Ce que je sais cependant, c’est que le ravissement esthétique éprouvé par Jed Martin, le personnage principal de La Carte et le territoire, alors qu’il empruntait l’A20, « une des plus belles autoroutes de France », en chemin vers la Creuse, pour y assister, en compagnie de son père,  à l’enterrement de sa grand-mère, m’est familier. Ce ravissement qui le saisit alors qu’il contemplait une carte Michelin 1/150 000 de la Creuse, Haute-Vienne, fut aussi le mien bien souvent lorsque je m’abimais comme tant d’autres de mes contemporains sans doute dans la contemplation fascinée de représentations idéales de petits morceaux de mon pays. La carte, nous dit Houellebecq, mêle l’essence de la modernité, de l’appréhension scientifique et technique du monde, et celle de la vie animale. Elle nous donne accès à une richesse d’émotion et de sens sans égal et nous permet de sentir « la palpitation, l’appel de dizaines de vies humaines, de dizaines ou de centaines d’âmes – les unes promises à la damnation, les autres à la vie éternelle. »

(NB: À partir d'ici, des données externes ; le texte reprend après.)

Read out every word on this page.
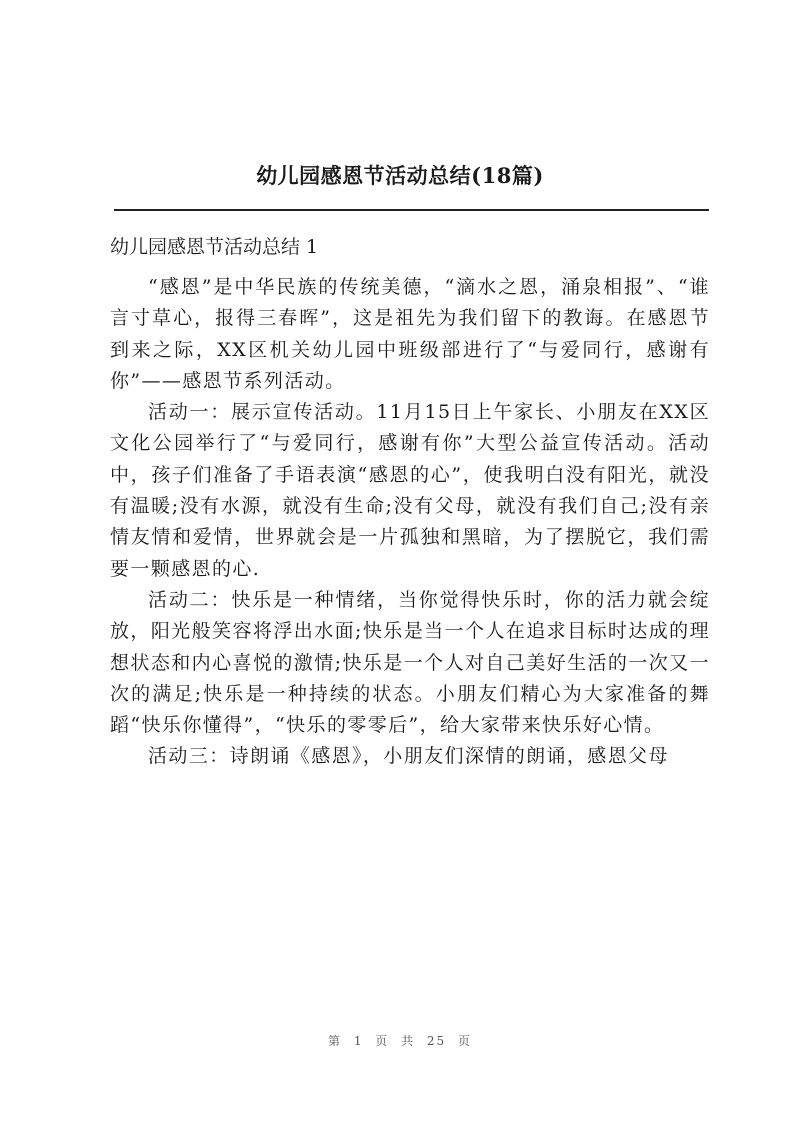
幼儿园感恩节活动总结(18篇)
幼儿园感恩节活动总结 1

“感恩”是中华民族的传统美德，“滴水之恩，涌泉相报”、“谁言寸草心，报得三春晖”，这是祖先为我们留下的教诲。在感恩节到来之际，XX区机关幼儿园中班级部进行了“与爱同行，感谢有你”——感恩节系列活动。

活动一：展示宣传活动。11月15日上午家长、小朋友在XX区文化公园举行了“与爱同行，感谢有你”大型公益宣传活动。活动中，孩子们准备了手语表演“感恩的心”，使我明白没有阳光，就没有温暖;没有水源，就没有生命;没有父母，就没有我们自己;没有亲情友情和爱情，世界就会是一片孤独和黑暗，为了摆脱它，我们需要一颗感恩的心.

活动二：快乐是一种情绪，当你觉得快乐时，你的活力就会绽放，阳光般笑容将浮出水面;快乐是当一个人在追求目标时达成的理想状态和内心喜悦的激情;快乐是一个人对自己美好生活的一次又一次的满足;快乐是一种持续的状态。小朋友们精心为大家准备的舞蹈“快乐你懂得”，“快乐的零零后”，给大家带来快乐好心情。

活动三：诗朗诵《感恩》，小朋友们深情的朗诵，感恩父母

第 1 页 共 25 页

La carte se veut à la fois la représentation la plus fidèle et la plus pratique possible de la réalité. Avec la carte routière, il faut que le lien qu’établit notre esprit entre la carte et le territoire soit le plus solide et le plus évident possible. La carte, grâce non seulement à une légende facile à lire, mais aussi grâce aux recours à des codes implicites que l’on suppose présent chez le lecteur, vise à rendre le plus lisible possible le monde dans lequel il faut s’orienter. Cette lisibilité du monde, je crois que cela pourrait constituer pour Houellebecq et pour d’autres sans doute l’objectif par excellence du roman. Grâce au roman, le monde devient plus lisible et il devient plus facile de s’y orienter, peut-être même d’y trouver un sens.

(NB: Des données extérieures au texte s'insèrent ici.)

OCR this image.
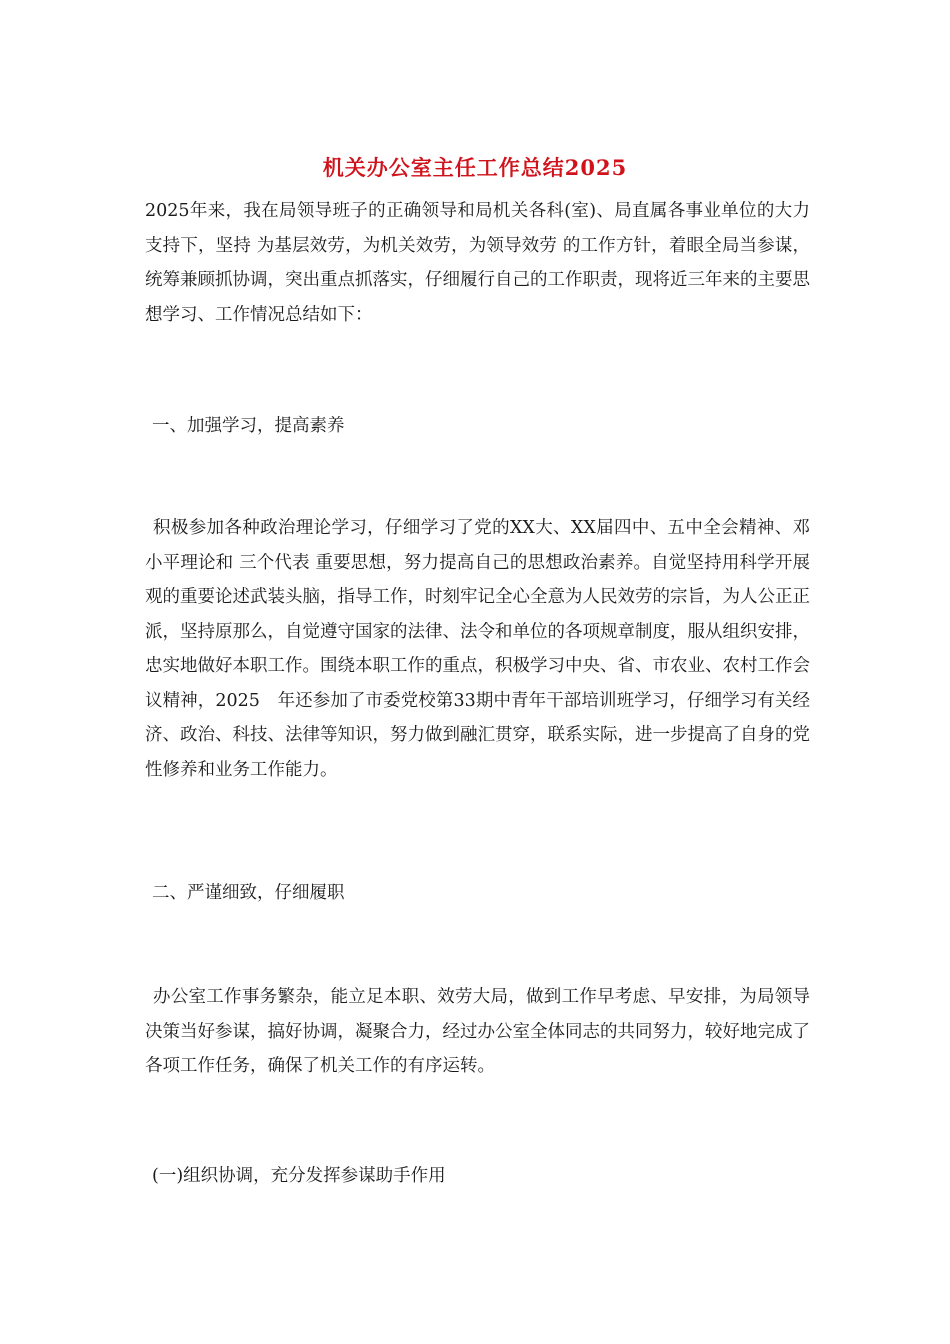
机关办公室主任工作总结2025

2025年来，我在局领导班子的正确领导和局机关各科(室)、局直属各事业单位的大力支持下，坚持 为基层效劳，为机关效劳，为领导效劳 的工作方针，着眼全局当参谋，统筹兼顾抓协调，突出重点抓落实，仔细履行自己的工作职责，现将近三年来的主要思想学习、工作情况总结如下：

一、加强学习，提高素养

积极参加各种政治理论学习，仔细学习了党的XX大、XX届四中、五中全会精神、邓小平理论和 三个代表 重要思想，努力提高自己的思想政治素养。自觉坚持用科学开展观的重要论述武装头脑，指导工作，时刻牢记全心全意为人民效劳的宗旨，为人公正正派，坚持原那么，自觉遵守国家的法律、法令和单位的各项规章制度，服从组织安排，忠实地做好本职工作。围绕本职工作的重点，积极学习中央、省、市农业、农村工作会议精神，2025　年还参加了市委党校第33期中青年干部培训班学习，仔细学习有关经济、政治、科技、法律等知识，努力做到融汇贯穿，联系实际，进一步提高了自身的党性修养和业务工作能力。

二、严谨细致，仔细履职

办公室工作事务繁杂，能立足本职、效劳大局，做到工作早考虑、早安排，为局领导决策当好参谋，搞好协调，凝聚合力，经过办公室全体同志的共同努力，较好地完成了各项工作任务，确保了机关工作的有序运转。

(一)组织协调，充分发挥参谋助手作用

Représentée sur une carte,  représentée dans ce roman, la France elle-même, la France éternelle des champs et des Eglises, notre vieille terre charnelle, semble parfois revivre d’une vie harmonieuse. Harmonieuse, mais (parce que ?) plus tout à fait humaine. Dans sa muséification touristique, la France éternelle chère à Jean-Pierre Pernaut entre dans le repos de la vie éternelle. Cette vie éternelle est précisément conçue comme l’actualisation d’une utopie, celle de l’identité parfaite de la carte et du territoire. L’endroit (cet autre nulle part, l’envers exact de la banlieue) où la carte et le territoire se confondent est  le lieu quintessentiel de l’utopie. Ce lieu est figuré dans le roman sous la forme d’une photographie d’une partie du terroir français prise « exactement à la verticale », « sans effet d’éclairage ni de perspective», celle justement qu’a choisi d’acheter Jean-Pierre Pernaut, parmi d’autres œuvres de Jed Martin. Le territoire lui-même apparaît comme une perfection égalitaire de taches de différentes couleurs harmonieusement et symétriquement réparties. Dans un rapport idéal de la carte et du territoire, la photographie suscite chez le spectateur le même effet que la « présence de la réalité concrète », « équilibre, harmonie paisible ». Lorsque le hiatus entre la carte et le territoire disparaît, c’est l’angoisse consubstantielle à l’humanité qui semble disparaitre elle aussi. La séparation du mot et de la chose, de l’idéal et de la réalité paraît se résorber dans la réunion de ce qui était séparé. Voilà ici l’orientation, le sens abstrait que nous offrent la carte, et les sens (je veux dire les cinq sens concrets qui permettent l’appréhension du monde) grâce auxquels nous pouvons dire nôtre le territoire (à mille lieux des abstractions numériques), enfin réunis, la carte et le territoire. Ainsi la photographie d’un paysage du Nord de la France apparaît comme l’actualisation d’une utopie éminemment politique : celle de l’égalité absolue et de la réunion conséquente de ce qui était séparé : la réconciliation générale et post-historique de l’humanité avec elle-même. Après le conflit et la séparation, la France charnelle devient enfin pour tous « un même asile égal et fraternel (Péguy)».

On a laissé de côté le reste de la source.